NOTE: This post originally ran on Robopicto.com — check that site out there is a lot of great stuff.
Welcome to Movie Reviews for Movies I Didn't Want to See! (MIDWTS)
SHAZAM 2019 Action Adventure Comedy
Zachary Levi, Mark Strong
Running Time: WAY too long at 2 HOURS 12 Min!!!
When Billy Batson was 3 or 4 years old he got separated from his young mom at a carnival one day and he never saw her again. Passed off from Foster home to Foster home he's a kid who is heading for trouble. One of the earliest scenes has him locking some cops in a Pawn Shop that he has falsely called in a robbery for so that he can access the cruiser's computer on his quest to reconnect with his mom.
This is the final straw for Billy's orphan overlords so they stick him in a home so diverse it could pass for a Gap ad with loving parents and a bunch of sickly sweet kids who are banding together in their own orphanistic existence. One of them is a crippled kid named Freddy who is easily the best actor in the movie but that's not saying much.
Meanwhile, Dr.
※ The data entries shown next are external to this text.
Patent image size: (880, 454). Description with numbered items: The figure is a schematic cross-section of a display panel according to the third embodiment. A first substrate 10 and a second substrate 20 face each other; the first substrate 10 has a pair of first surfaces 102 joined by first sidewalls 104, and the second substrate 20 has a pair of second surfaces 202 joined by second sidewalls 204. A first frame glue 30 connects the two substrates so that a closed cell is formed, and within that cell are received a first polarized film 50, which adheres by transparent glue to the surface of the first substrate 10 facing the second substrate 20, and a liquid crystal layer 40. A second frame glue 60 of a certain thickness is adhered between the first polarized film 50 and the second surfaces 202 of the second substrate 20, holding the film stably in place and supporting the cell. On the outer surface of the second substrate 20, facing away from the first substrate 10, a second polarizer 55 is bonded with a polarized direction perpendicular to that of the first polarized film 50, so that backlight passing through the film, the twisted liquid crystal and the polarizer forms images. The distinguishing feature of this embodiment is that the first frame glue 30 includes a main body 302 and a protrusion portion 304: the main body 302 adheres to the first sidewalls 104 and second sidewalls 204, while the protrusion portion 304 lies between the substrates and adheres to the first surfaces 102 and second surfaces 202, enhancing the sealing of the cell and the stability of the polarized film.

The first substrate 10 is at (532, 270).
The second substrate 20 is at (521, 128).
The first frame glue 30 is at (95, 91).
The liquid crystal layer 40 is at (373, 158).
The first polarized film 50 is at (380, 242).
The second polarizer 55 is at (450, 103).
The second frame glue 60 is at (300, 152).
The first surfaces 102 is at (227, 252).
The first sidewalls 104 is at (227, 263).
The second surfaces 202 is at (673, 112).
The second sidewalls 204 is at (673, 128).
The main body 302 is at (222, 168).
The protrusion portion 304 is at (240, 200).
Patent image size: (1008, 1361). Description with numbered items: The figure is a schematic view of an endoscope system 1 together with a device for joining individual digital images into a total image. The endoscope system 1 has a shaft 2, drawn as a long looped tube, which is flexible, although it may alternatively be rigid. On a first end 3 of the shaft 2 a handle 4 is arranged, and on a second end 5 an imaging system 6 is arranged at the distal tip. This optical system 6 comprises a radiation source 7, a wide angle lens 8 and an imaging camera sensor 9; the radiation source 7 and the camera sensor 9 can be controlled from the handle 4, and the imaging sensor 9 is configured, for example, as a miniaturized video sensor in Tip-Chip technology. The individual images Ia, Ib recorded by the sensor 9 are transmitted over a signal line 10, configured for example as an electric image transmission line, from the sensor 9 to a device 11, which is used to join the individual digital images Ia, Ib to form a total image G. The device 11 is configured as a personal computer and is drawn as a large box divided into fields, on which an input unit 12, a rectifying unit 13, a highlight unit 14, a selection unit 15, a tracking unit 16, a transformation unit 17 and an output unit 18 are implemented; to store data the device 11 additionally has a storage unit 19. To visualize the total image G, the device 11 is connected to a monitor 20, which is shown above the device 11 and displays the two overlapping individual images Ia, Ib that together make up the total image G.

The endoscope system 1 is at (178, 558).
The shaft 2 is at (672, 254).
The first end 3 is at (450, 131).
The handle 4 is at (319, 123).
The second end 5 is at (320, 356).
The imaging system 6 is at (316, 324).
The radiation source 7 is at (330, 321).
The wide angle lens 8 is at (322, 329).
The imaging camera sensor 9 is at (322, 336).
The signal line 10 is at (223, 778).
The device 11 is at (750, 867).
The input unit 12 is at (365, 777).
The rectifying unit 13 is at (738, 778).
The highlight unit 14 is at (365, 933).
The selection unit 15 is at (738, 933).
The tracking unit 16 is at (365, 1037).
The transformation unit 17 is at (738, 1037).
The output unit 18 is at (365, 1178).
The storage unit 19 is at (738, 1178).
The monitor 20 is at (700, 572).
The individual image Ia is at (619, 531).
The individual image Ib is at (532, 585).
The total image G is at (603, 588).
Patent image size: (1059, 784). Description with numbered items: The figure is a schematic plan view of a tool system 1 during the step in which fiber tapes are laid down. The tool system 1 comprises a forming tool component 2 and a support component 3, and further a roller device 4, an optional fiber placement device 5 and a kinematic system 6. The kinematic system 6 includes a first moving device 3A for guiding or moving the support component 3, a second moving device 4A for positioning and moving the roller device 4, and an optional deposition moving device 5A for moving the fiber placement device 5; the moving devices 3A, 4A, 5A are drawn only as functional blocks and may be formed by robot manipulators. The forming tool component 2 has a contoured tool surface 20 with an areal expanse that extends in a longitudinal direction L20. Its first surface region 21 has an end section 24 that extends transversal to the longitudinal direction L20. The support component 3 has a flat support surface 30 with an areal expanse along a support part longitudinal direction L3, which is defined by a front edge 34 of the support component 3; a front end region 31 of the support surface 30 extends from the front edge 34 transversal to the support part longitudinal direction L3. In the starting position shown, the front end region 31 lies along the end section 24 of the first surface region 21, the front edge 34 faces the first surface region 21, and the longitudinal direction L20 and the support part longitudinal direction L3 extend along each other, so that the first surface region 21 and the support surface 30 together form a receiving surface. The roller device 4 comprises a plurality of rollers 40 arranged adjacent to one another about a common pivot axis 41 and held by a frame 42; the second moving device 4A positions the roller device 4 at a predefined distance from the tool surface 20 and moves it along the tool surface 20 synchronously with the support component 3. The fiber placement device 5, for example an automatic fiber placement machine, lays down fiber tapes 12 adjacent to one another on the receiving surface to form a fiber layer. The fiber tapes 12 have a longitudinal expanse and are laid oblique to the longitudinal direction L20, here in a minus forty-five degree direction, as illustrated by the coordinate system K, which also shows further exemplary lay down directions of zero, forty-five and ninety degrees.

Sivana is running an evil organization because as a kid he almost was chosen by the great Wizard Shazam to become Captain Marvel, although apparently because of legal reasons we can't actually call him Captain Marvel in this movie. Anyway Sivana isn't worthy and like any sane person who is rejected he becomes obsessed with finding the secret location of Shazam's underground Batcave so that he can convince the Wizard he was wrong by beating him senseless and stealing his powers.
Now somehow Billy, who we recently saw has broken into a police car and committed a string of other felonies not the least of which is stealing from one of his orphanite pals IS found worthy by Shazam and hilarity ensues, or at least it's supposed to ensue.
If you've ever seen an episode of THE GREATEST AMERICAN HERO which was a lousy TV show in the 1970s which starred Robert Culp and someone who I think is John Ritter only it's not which told the story of a dopey guy who finds a superhero suit complete with powers and then over the course of 14 or so episodes he has to figure out how to use those powers-- and supposed hilarity ensues.
In the 70s we were so desperate for superheroes on even the small screen we were a lot more forgiving. Now we have superheroes all over the place and I wish they'd go away.
Anyway, take Greatest American Hero and combine it with Tom Hanks sickly sweet kid turned into an adult Dramedy BIG and you've got SHAZAM.
Now if we were to compare it to, say, BATMAN VS SUPERMAN which was one of the worst movies of all time, this one is not that bad. But we could also say the food poisoning we got at Super Chinese Buffet was nowhere near as bad as the food poisoning we got at the Vietnamese place next door-- neither one is a ringing endorsement.
SHAZAM is predictable, overly long by about 30 mins and features a villain who has no personality or clear motivation other than he hates his dad. If you're the kind of person who loves watching comic book characters in live action then you'll dig this.
Me? The popcorn was supplied for free in return for my coming along and I mixed in Snowcaps which made the trip almost worth it.
If you'd like to see a good version of Captain Marvel (aka Shazam) check out 1941's Adventure of Captain Marvel-- it's on YouTube and it's actually good.